/InformationAccretion

Compute Information Accretion of ontology terms from a dataset

Primary LanguagePythonGNU General Public License v3.0GPL-3.0

InformationAccretion

Compute Information Accretion (Information Content) of ontology terms from a dataset.

Information accretion ($ia$), introduced in [Clark and Radivojac, 2013], is a measure of how much information is added to an ontology annotation by node $v$ given that its parents $\mathcal{Pa}(v)$ are already annotated. Specifically,

$$ia(v) = \log_2 \frac{1}{\mathrm{Pr}(v|\mathcal{Pa}(v))} = \log_2 \frac{\mathrm{Pr}(\mathcal{Pa}(v))}{\mathrm{Pr}(\mathcal{Pa}(v)|v) \mathrm{Pr}(v)}$$

To calculate this probability, we use the observed annotations in a dataset as the empirical distribution on which to estimate the probabilities. Thus, $\mathrm{Pr}(v|\mathcal{Pa}(v))$ is computed as the number of examples (proteins) annotated with the term corresponding to node $v$ and the terms corresponding to nodes $\mathcal{Pa}(v)$ divided by the number of examples annotated with the terms corresponding to nodes $\mathcal{Pa}(v)$. Note that the annotation of the term corresponding to node $v$ necessarily implies the annotation of terms $\mathcal{Pa}(v)$ to guarantee a consistent subgraph (valid annotations). This means that $\mathrm{Pr}(\mathcal{Pa}(v)|v)=1$ and the denominator can be computed simply as the count of examples annotated with the term corresponding to node $v$.

Counts are regularized by introducing an artificial record (protein) annotated with every terms and adding it to the counts. That is, we add 1 to the counts for all terms to avoid dividing by 0.

In this code, we take the Gene Ontology graph in .obo format and a set of annotations and compute $ia$ for every term in the ontology.

If you are not sure that the terms have already been propagater of the structure of the graph has changed since that propagation, you may wish to re-propagate the term and/or check that they are already propagated before computing $ia$.

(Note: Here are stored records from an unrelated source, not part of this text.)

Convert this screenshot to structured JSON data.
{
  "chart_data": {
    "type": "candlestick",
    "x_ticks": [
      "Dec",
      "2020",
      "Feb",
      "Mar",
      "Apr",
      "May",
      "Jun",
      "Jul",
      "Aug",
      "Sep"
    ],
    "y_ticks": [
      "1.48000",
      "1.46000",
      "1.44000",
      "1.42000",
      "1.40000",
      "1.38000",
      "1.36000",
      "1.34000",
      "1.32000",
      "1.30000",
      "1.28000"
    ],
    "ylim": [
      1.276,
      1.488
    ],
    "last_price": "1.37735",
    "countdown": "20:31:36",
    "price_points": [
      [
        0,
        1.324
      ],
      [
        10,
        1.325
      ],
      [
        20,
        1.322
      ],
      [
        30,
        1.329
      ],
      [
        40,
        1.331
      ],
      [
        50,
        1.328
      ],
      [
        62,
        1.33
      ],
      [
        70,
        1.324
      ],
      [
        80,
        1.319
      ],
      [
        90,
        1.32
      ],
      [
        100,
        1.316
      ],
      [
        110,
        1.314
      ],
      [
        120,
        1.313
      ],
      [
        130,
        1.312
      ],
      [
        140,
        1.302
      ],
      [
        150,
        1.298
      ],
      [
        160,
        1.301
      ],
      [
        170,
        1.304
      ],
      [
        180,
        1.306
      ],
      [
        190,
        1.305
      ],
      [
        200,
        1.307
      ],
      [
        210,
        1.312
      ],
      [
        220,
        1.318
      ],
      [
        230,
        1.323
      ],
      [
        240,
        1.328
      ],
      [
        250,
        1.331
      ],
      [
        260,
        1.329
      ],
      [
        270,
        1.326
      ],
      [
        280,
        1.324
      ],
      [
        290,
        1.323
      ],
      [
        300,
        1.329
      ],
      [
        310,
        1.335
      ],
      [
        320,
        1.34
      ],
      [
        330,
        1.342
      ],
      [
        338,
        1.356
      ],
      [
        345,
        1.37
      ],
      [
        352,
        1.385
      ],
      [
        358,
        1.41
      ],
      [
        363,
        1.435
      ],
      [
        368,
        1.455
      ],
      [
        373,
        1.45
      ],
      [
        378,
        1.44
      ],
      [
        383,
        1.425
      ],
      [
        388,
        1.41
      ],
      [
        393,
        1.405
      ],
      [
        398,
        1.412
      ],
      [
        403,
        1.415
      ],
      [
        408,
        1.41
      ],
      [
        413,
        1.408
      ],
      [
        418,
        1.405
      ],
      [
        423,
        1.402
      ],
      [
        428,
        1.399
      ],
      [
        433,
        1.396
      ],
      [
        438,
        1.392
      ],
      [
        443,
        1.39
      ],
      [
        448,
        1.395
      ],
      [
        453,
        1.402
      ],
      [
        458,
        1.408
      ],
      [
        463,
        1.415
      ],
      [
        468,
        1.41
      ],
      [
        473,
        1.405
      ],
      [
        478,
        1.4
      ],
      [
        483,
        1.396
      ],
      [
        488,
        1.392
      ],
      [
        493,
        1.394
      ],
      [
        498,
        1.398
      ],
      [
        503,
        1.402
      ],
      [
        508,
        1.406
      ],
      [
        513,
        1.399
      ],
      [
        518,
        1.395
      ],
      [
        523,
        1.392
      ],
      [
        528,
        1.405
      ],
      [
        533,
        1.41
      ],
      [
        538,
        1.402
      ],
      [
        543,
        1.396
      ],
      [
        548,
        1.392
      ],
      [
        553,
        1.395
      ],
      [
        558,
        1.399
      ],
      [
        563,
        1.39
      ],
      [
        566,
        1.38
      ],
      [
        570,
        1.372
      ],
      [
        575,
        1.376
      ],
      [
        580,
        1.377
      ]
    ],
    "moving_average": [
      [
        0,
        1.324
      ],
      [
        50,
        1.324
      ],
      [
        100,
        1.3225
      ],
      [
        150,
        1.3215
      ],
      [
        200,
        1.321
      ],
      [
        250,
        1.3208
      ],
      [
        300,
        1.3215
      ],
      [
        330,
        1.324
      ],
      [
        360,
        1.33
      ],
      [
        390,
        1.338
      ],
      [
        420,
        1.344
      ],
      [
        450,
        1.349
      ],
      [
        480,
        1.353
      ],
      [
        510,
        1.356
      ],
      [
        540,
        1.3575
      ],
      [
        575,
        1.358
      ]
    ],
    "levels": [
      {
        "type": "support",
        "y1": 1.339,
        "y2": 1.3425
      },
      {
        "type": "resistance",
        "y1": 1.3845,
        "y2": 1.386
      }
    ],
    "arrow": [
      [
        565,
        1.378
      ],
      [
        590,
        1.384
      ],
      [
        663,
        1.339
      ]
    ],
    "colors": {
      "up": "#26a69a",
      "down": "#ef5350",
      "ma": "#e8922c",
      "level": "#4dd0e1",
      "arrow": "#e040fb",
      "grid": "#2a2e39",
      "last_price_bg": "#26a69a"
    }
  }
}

[Clark and Radivojac, 2013] Clark WT, Radivojac P. Information-theoretic evaluation of predicted ontological annotations. Bioinformatics (2013) 29(13): i53-i61.

Usage

If you have a dataset of GO annotations, eg terms.tsv, and the corresponding GO graph structure, eg go-basic.obo, compute IA with the following call
python ia.py --annot terms.tsv --graph go-basic.obo
This operation takes about 2 minutes for a dataset of 5M terms

If your annotated terms are not already propagated, enable the --prop flag:
python ia.py --annot terms.tsv --graph go-basic.obo --prop
This operation may add about 4 minutes to the runtime for a dataset of 5M terms

Disclaimer

This is an independent implementation of the methods described in [Clark and Radivojac, 2013]

Please cite the orignal work [Clark and Radivojac, 2013] if using this measure and this repo if using this code.